Gyeongnyeon Kim , Wooseok Jang , Gyuseong Lee , Susung Hong , Junyoung Seo , Seungryong Kim

分类：计算机视觉

2022-12-17

In recent years, generative models have undergone significant advancement due to the success of diffusion models. The success of these models is often attributed to their use of guidance techniques, such as classifier and classifier-free methods, which provides effective mechanisms to trade-off between fidelity and diversity. However, these methods are not capable of guiding a generated image to be aware of its geometric configuration, e.g., depth, which hinders the application of diffusion models to areas that require a certain level of depth awareness. To address this limitation, we propose a novel guidance approach for diffusion models that uses estimated depth information derived from the rich intermediate representations of diffusion models. To do this, we first present a label-efficient depth estimation framework using the internal representations of diffusion models. At the sampling phase, we utilize two guidance techniques to self-condition the generated image using the estimated depth map, the first of which uses pseudo-labeling, and the subsequent one uses a depth-domain diffusion prior. Experiments and extensive ablation studies demonstrate the effectiveness of our method in guiding the diffusion models toward geometrically plausible image generation. Project page is available at https://ku-cvlab.github.io/DAG/.

translated by 谷歌翻译

Accurate Open-set Recognition for Memory Workload

Jun-Gi Jang , Sooyeon Shim , Vladimir Egay , Jeeyong Lee , Jongmin Park , Suhyun Chae , U Kang

分类：人工智能

2022-12-17

How can we accurately identify new memory workloads while classifying known memory workloads? Verifying DRAM (Dynamic Random Access Memory) using various workloads is an important task to guarantee the quality of DRAM. A crucial component in the process is open-set recognition which aims to detect new workloads not seen in the training phase. Despite its importance, however, existing open-set recognition methods are unsatisfactory in terms of accuracy since they fail to exploit the characteristics of workload sequences.
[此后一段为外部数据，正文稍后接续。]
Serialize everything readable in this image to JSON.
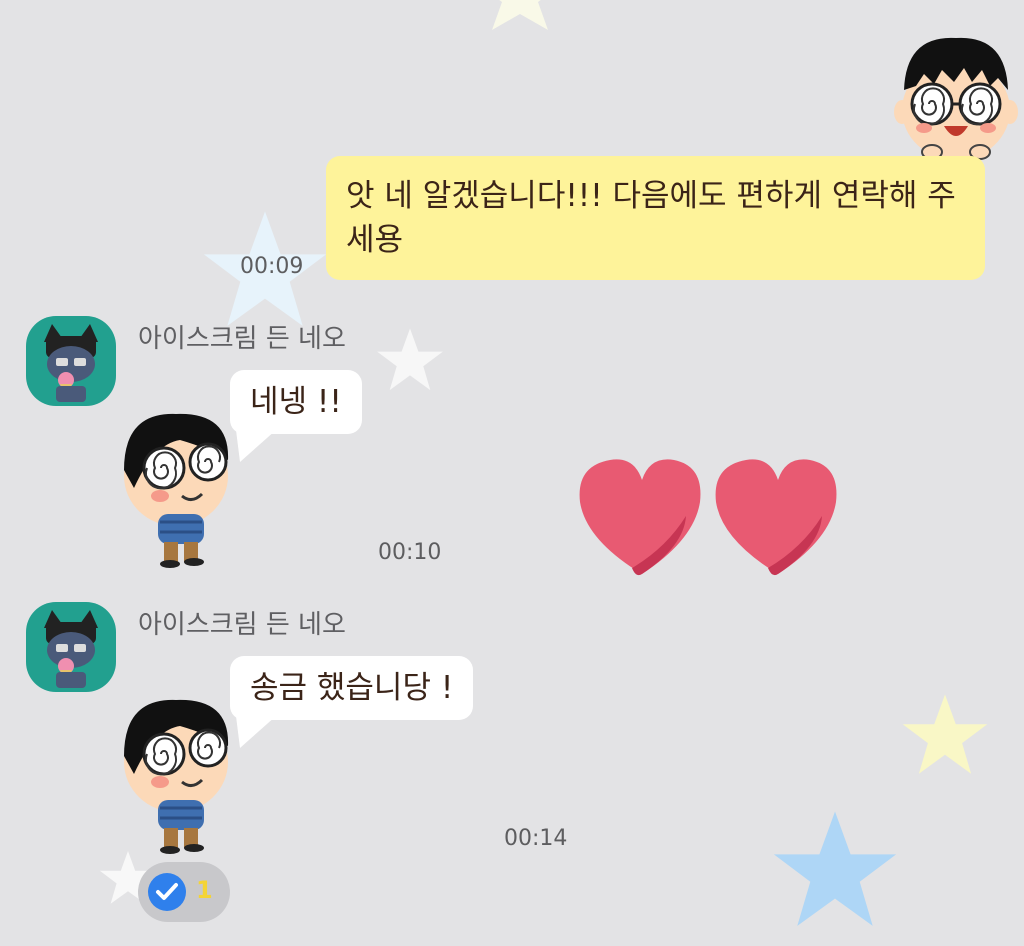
{
  "messages": {
    "outgoing": {
      "text": "앗 네 알겠습니다!!! 다음에도 편하게 연락해 주세용",
      "time": "00:09",
      "emoticon_icon": "spiral-glasses-boy-icon"
    },
    "incoming": [
      {
        "sender": "아이스크림 든 네오",
        "avatar_icon": "neo-cat-with-icecream-icon",
        "text": "네넹 !!",
        "time": "00:10",
        "emoticon_icon": "spiral-glasses-boy-icon"
      },
      {
        "sender": "아이스크림 든 네오",
        "avatar_icon": "neo-cat-with-icecream-icon",
        "text": "송금 했습니당 !",
        "time": "00:14",
        "emoticon_icon": "spiral-glasses-boy-icon"
      }
    ]
  },
  "floating_emoticon": {
    "icon": "two-hearts-icon",
    "color": "#e85a72"
  },
  "read_receipt": {
    "icon": "blue-check-icon",
    "count": "1",
    "check_color": "#2f80ec",
    "count_color": "#f4d437"
  },
  "colors": {
    "background": "#e3e3e5",
    "my_bubble": "#fef39a",
    "their_bubble": "#ffffff",
    "avatar_bg": "#22a08f"
  }
}
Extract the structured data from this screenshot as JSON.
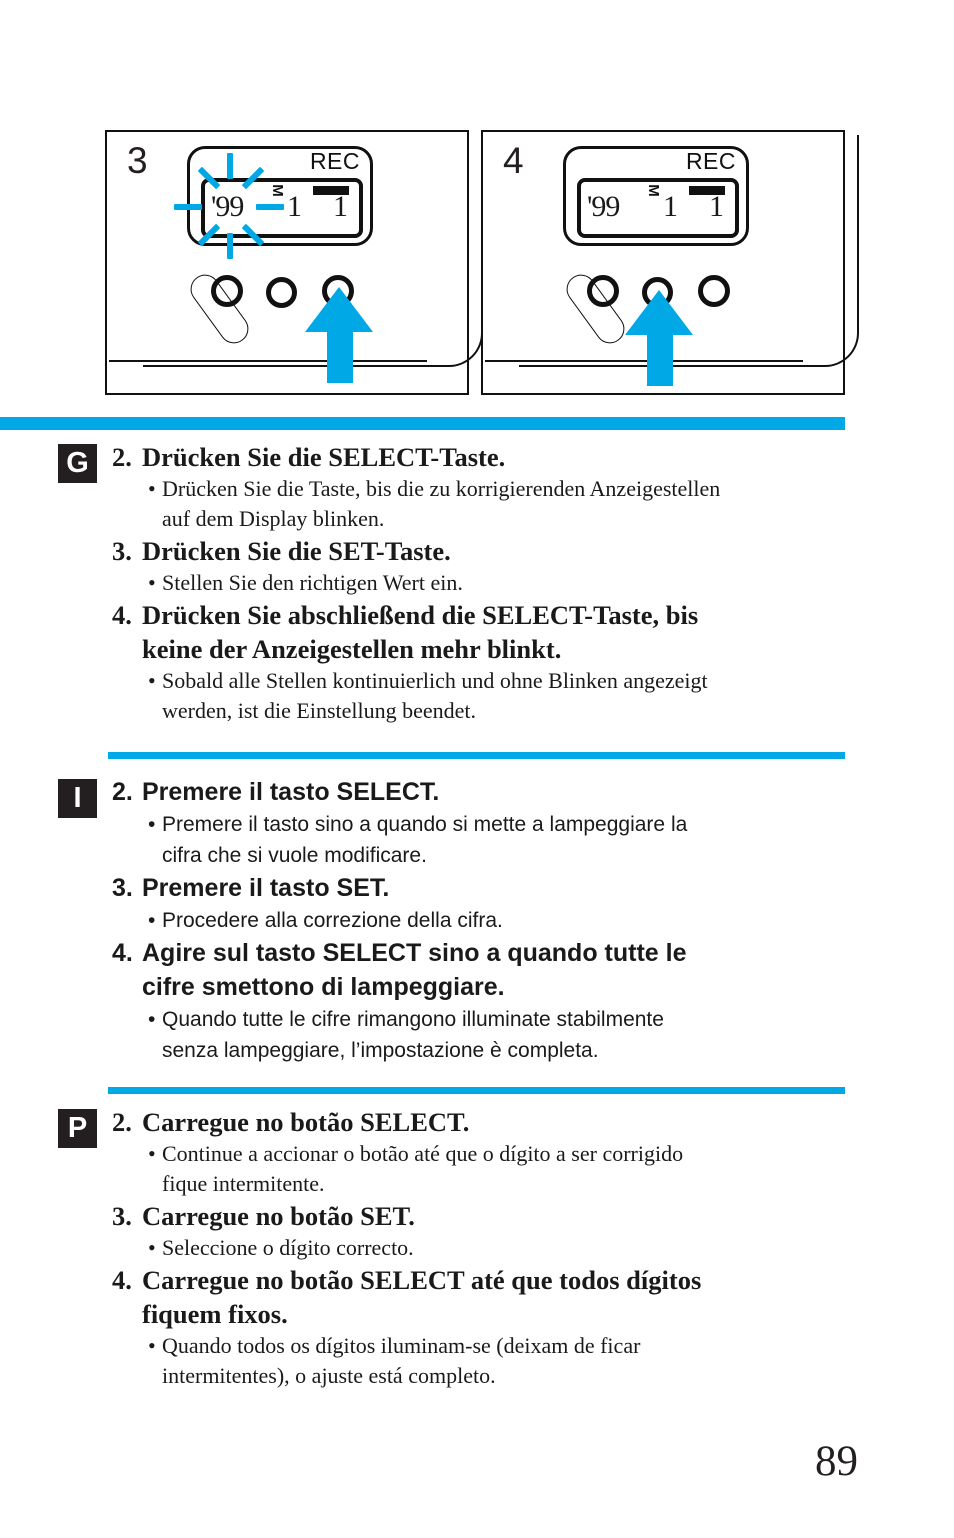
{
  "page": {
    "number": "89"
  },
  "accent_color": "#00A9E6",
  "illustrations": [
    {
      "step_number": "3",
      "display": {
        "rec_label": "REC",
        "year": "'99",
        "month": "1",
        "day": "1",
        "month_marker": "M",
        "blinking": true,
        "blink_target": "year"
      },
      "arrow_points_to": "select-button"
    },
    {
      "step_number": "4",
      "display": {
        "rec_label": "REC",
        "year": "'99",
        "month": "1",
        "day": "1",
        "month_marker": "M",
        "blinking": false,
        "blink_target": ""
      },
      "arrow_points_to": "set-button"
    }
  ],
  "sections": [
    {
      "badge": "G",
      "language": "german",
      "steps": [
        {
          "number": "2.",
          "heading": "Drücken Sie die SELECT-Taste.",
          "heading_cont": "",
          "bullets": [
            {
              "line1": "Drücken Sie die Taste, bis die zu korrigierenden Anzeigestellen",
              "line2": "auf dem Display blinken."
            }
          ]
        },
        {
          "number": "3.",
          "heading": "Drücken Sie die SET-Taste.",
          "heading_cont": "",
          "bullets": [
            {
              "line1": "Stellen Sie den richtigen Wert ein.",
              "line2": ""
            }
          ]
        },
        {
          "number": "4.",
          "heading": "Drücken Sie abschließend die SELECT-Taste, bis",
          "heading_cont": "keine der Anzeigestellen mehr blinkt.",
          "bullets": [
            {
              "line1": "Sobald alle Stellen kontinuierlich und ohne Blinken angezeigt",
              "line2": "werden, ist die Einstellung beendet."
            }
          ]
        }
      ]
    },
    {
      "badge": "I",
      "language": "italian",
      "steps": [
        {
          "number": "2.",
          "heading": "Premere il tasto SELECT.",
          "heading_cont": "",
          "bullets": [
            {
              "line1": "Premere il tasto sino a quando si mette a lampeggiare la",
              "line2": "cifra che si vuole modificare."
            }
          ]
        },
        {
          "number": "3.",
          "heading": "Premere il tasto SET.",
          "heading_cont": "",
          "bullets": [
            {
              "line1": "Procedere alla correzione della cifra.",
              "line2": ""
            }
          ]
        },
        {
          "number": "4.",
          "heading": "Agire sul tasto SELECT sino a quando tutte le",
          "heading_cont": "cifre smettono di lampeggiare.",
          "bullets": [
            {
              "line1": "Quando tutte le cifre rimangono illuminate stabilmente",
              "line2": "senza lampeggiare, l’impostazione è completa."
            }
          ]
        }
      ]
    },
    {
      "badge": "P",
      "language": "portuguese",
      "steps": [
        {
          "number": "2.",
          "heading": "Carregue no botão SELECT.",
          "heading_cont": "",
          "bullets": [
            {
              "line1": "Continue a accionar o botão até que o dígito a ser corrigido",
              "line2": "fique intermitente."
            }
          ]
        },
        {
          "number": "3.",
          "heading": "Carregue no botão SET.",
          "heading_cont": "",
          "bullets": [
            {
              "line1": "Seleccione o dígito correcto.",
              "line2": ""
            }
          ]
        },
        {
          "number": "4.",
          "heading": "Carregue no botão SELECT até que todos dígitos",
          "heading_cont": "fiquem fixos.",
          "bullets": [
            {
              "line1": "Quando todos os dígitos iluminam-se (deixam de ficar",
              "line2": "intermitentes), o ajuste está completo."
            }
          ]
        }
      ]
    }
  ],
  "bullet_glyph": "•"
}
In this paper, we propose Acorn, an accurate open-set recognition method capturing the characteristics of workload sequences. Acorn extracts two types of feature vectors to capture sequential patterns and spatial locality patterns in memory access. Acorn then uses the feature vectors to accurately classify a subsequence into one of the known classes or identify it as the unknown class. Experiments show that Acorn achieves state-of-the-art accuracy, giving up to 37% points higher unknown class detection accuracy while achieving comparable known class classification accuracy than existing methods.

translated by 谷歌翻译

Biomedical image analysis competitions: The state of current participation practice

Matthias Eisenmann , Annika Reinke , Vivienn Weru , Minu Dietlinde Tizabi , Fabian Isensee , Tim J. Adler , Patrick Godau , Veronika Cheplygina , Michal Kozubek , Sharib Ali

分类：计算机视觉 | 机器学习

2022-12-16

The number of international benchmarking competitions is steadily increasing in various fields of machine learning (ML) research and practice. So far, however, little is known about the common practice as well as bottlenecks faced by the community in tackling the research questions posed. To shed light on the status quo of algorithm development in the specific field of biomedical imaging analysis, we designed an international survey that was issued to all participants of challenges conducted in conjunction with the IEEE ISBI 2021 and MICCAI 2021 conferences (80 competitions in total). The survey covered participants' expertise and working environments, their chosen strategies, as well as algorithm characteristics. A median of 72% challenge participants took part in the survey. According to our results, knowledge exchange was the primary incentive (70%) for participation, while the reception of prize money played only a minor role (16%). While a median of 80 working hours was spent on method development, a large portion of participants stated that they did not have enough time for method development (32%). 25% perceived the infrastructure to be a bottleneck. Overall, 94% of all solutions were deep learning-based. Of these, 84% were based on standard architectures. 43% of the respondents reported that the data samples (e.g., images) were too large to be processed at once. This was most commonly addressed by patch-based training (69%), downsampling (37%), and solving 3D analysis tasks as a series of 2D tasks. K-fold cross-validation on the training set was performed by only 37% of the participants and only 50% of the participants performed ensembling based on multiple identical models (61%) or heterogeneous models (39%). 48% of the respondents applied postprocessing steps.

translated by 谷歌翻译

Can We Find Strong Lottery Tickets in Generative Models?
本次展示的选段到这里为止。